I am looking for help to see if I understand proofs by epsilon-delta correctly. I want to prove that the sequence $\{b-\frac{33}{2n^2}\}$ converges to b. Where b is a real number.
I want to prove it with this definition of convergence $\forall\epsilon >0, \exists M>0$ s.t. if $n\geq M$ then $|a_n-a|<\epsilon$.
My work
I start by looking at
$$|b-\frac{33}{2n^2}-b|<\epsilon$$
To determine $\epsilon$, I start out by simplifying the expression on the left side
$$|b-\frac{33}{2n^2}-b|<\epsilon\Leftrightarrow |-\frac{33}{2n^2}|<\epsilon$$ Since the b's eliminate eachother I remove those. I can also remove the negative because of the absolutes, thus I have got the following $$|\frac{33}{2n^2}|<\epsilon$$ Since $2n^2$ can never be negative I can safely remove the absolutes which leaves me with (What if the sequence could be negative, should I look at it casewise?) $$\frac{33}{2n^2}<\epsilon\Leftrightarrow n>\frac{\sqrt{33}}{\sqrt{2}\cdot\sqrt{\epsilon}}$$ I can therefore let $M=\frac{\sqrt{33}}{\sqrt{2}\cdot\sqrt{\epsilon}}$ s.t. $n>M$ and therefore I can conclude that whatever the value of $\epsilon$, I can pick a M that is smaller or equal to n and thus this sequence converges to b.

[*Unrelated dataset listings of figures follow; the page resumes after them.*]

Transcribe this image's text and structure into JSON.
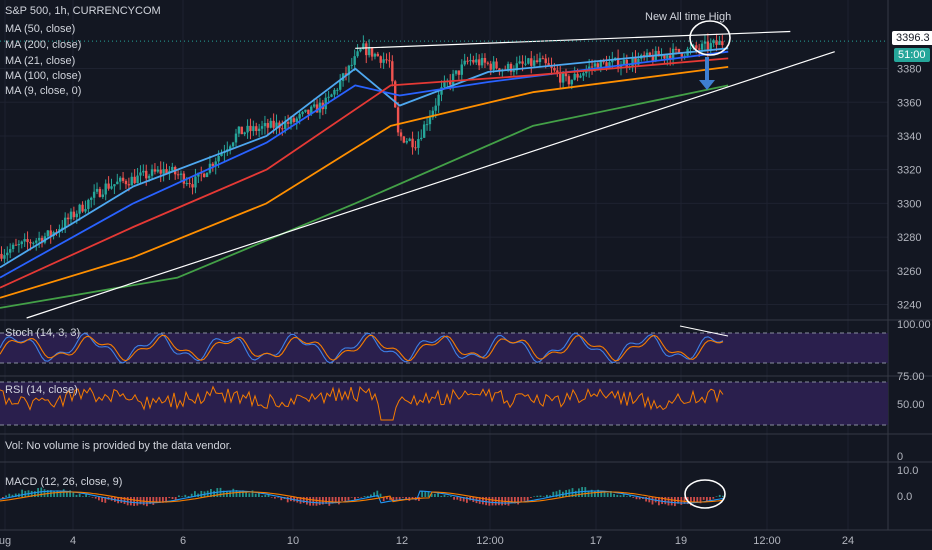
{
  "header": {
    "symbol_line": "S&P 500, 1h, CURRENCYCOM",
    "indicators": [
      "MA (50, close)",
      "MA (200, close)",
      "MA (21, close)",
      "MA (100, close)",
      "MA (9, close, 0)"
    ]
  },
  "annotation": {
    "text": "New All time High"
  },
  "price_tags": {
    "last_price": "3396.3",
    "countdown": "51:00"
  },
  "panes": {
    "stoch": {
      "label": "Stoch (14, 3, 3)",
      "upper": "100.00"
    },
    "rsi": {
      "label": "RSI (14, close)",
      "ticks": [
        "75.00",
        "50.00"
      ]
    },
    "volume": {
      "label": "Vol: No volume is provided by the data vendor.",
      "tick": "0"
    },
    "macd": {
      "label": "MACD (12, 26, close, 9)",
      "ticks": [
        "10.0",
        "0.0"
      ]
    }
  },
  "colors": {
    "background": "#131722",
    "candle_up": "#26a69a",
    "candle_down": "#ef5350",
    "ma9": "#4ea8f0",
    "ma21": "#2962ff",
    "ma50": "#e53935",
    "ma100": "#ff8f00",
    "ma200": "#43a047",
    "osc_bg": "#2a1f4d",
    "stoch_k": "#3d7fe6",
    "stoch_d": "#f57c00",
    "rsi_line": "#f57c00",
    "macd_line": "#2196f3",
    "signal_line": "#f57c00"
  },
  "chart_data": {
    "type": "candlestick",
    "title": "S&P 500, 1h, CURRENCYCOM",
    "y_axis": {
      "ticks": [
        3240,
        3260,
        3280,
        3300,
        3320,
        3340,
        3360,
        3380
      ],
      "range": [
        3232,
        3410
      ]
    },
    "x_axis": {
      "ticks": [
        "ug",
        "4",
        "6",
        "10",
        "12",
        "12:00",
        "17",
        "19",
        "12:00",
        "24"
      ]
    },
    "key_points": [
      {
        "t": 0,
        "price": 3270
      },
      {
        "t": 0.06,
        "price": 3282
      },
      {
        "t": 0.12,
        "price": 3310
      },
      {
        "t": 0.19,
        "price": 3320
      },
      {
        "t": 0.22,
        "price": 3312
      },
      {
        "t": 0.27,
        "price": 3342
      },
      {
        "t": 0.33,
        "price": 3348
      },
      {
        "t": 0.37,
        "price": 3360
      },
      {
        "t": 0.41,
        "price": 3392
      },
      {
        "t": 0.44,
        "price": 3384
      },
      {
        "t": 0.45,
        "price": 3340
      },
      {
        "t": 0.47,
        "price": 3336
      },
      {
        "t": 0.5,
        "price": 3368
      },
      {
        "t": 0.53,
        "price": 3385
      },
      {
        "t": 0.57,
        "price": 3380
      },
      {
        "t": 0.61,
        "price": 3384
      },
      {
        "t": 0.64,
        "price": 3372
      },
      {
        "t": 0.67,
        "price": 3382
      },
      {
        "t": 0.71,
        "price": 3384
      },
      {
        "t": 0.75,
        "price": 3388
      },
      {
        "t": 0.79,
        "price": 3392
      },
      {
        "t": 0.82,
        "price": 3396
      }
    ],
    "trendlines": [
      {
        "name": "resistance",
        "from": {
          "t": 0.4,
          "price": 3392
        },
        "to": {
          "t": 0.89,
          "price": 3402
        }
      },
      {
        "name": "support",
        "from": {
          "t": 0.03,
          "price": 3232
        },
        "to": {
          "t": 0.94,
          "price": 3390
        }
      }
    ],
    "moving_averages": [
      {
        "name": "MA (9, close, 0)",
        "color": "#4ea8f0",
        "points": [
          [
            0,
            3262
          ],
          [
            0.15,
            3310
          ],
          [
            0.3,
            3340
          ],
          [
            0.4,
            3380
          ],
          [
            0.45,
            3358
          ],
          [
            0.55,
            3378
          ],
          [
            0.82,
            3392
          ]
        ]
      },
      {
        "name": "MA (21, close)",
        "color": "#2962ff",
        "points": [
          [
            0,
            3256
          ],
          [
            0.15,
            3300
          ],
          [
            0.3,
            3336
          ],
          [
            0.4,
            3370
          ],
          [
            0.45,
            3364
          ],
          [
            0.55,
            3372
          ],
          [
            0.82,
            3390
          ]
        ]
      },
      {
        "name": "MA (50, close)",
        "color": "#e53935",
        "points": [
          [
            0,
            3250
          ],
          [
            0.15,
            3286
          ],
          [
            0.3,
            3320
          ],
          [
            0.44,
            3370
          ],
          [
            0.6,
            3376
          ],
          [
            0.82,
            3386
          ]
        ]
      },
      {
        "name": "MA (100, close)",
        "color": "#ff8f00",
        "points": [
          [
            0,
            3244
          ],
          [
            0.15,
            3268
          ],
          [
            0.3,
            3300
          ],
          [
            0.44,
            3346
          ],
          [
            0.6,
            3366
          ],
          [
            0.82,
            3381
          ]
        ]
      },
      {
        "name": "MA (200, close)",
        "color": "#43a047",
        "points": [
          [
            0,
            3238
          ],
          [
            0.2,
            3256
          ],
          [
            0.4,
            3300
          ],
          [
            0.6,
            3346
          ],
          [
            0.82,
            3370
          ]
        ]
      }
    ]
  }
}
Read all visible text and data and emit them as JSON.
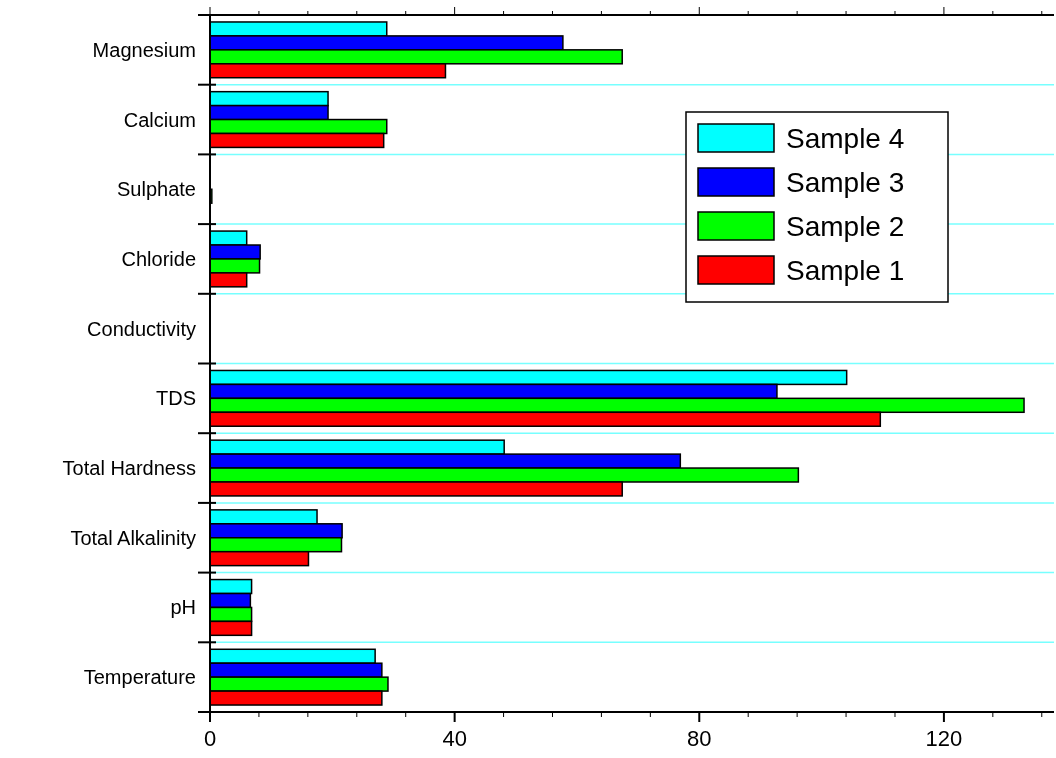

Have I done it correctly, and where can I improve? I want to be as precise as possible.
Thanks!
I think it suffices to show that $\frac{33}{2n^2} \to 0$.
Fix arbitrary $\epsilon > 0$. If you choose $M > \sqrt{\frac{33}{2\epsilon}}$, you have the following:
$\frac{33}{2M^2} < \frac{33}{2(\sqrt{\frac{33}{2\epsilon}})^2} = \frac{33}{33/\epsilon} = \epsilon$. Since you can make $\epsilon$ arbitrarily small and always find a suitable $M$, then $\frac{33}{2n^2} \to 0$ as $n \to \infty$.
Since $\frac{33}{2n^2} \to 0$ as $n \to \infty$ and $b$ is constant, then I think you have proven that the sequence converges to $b$.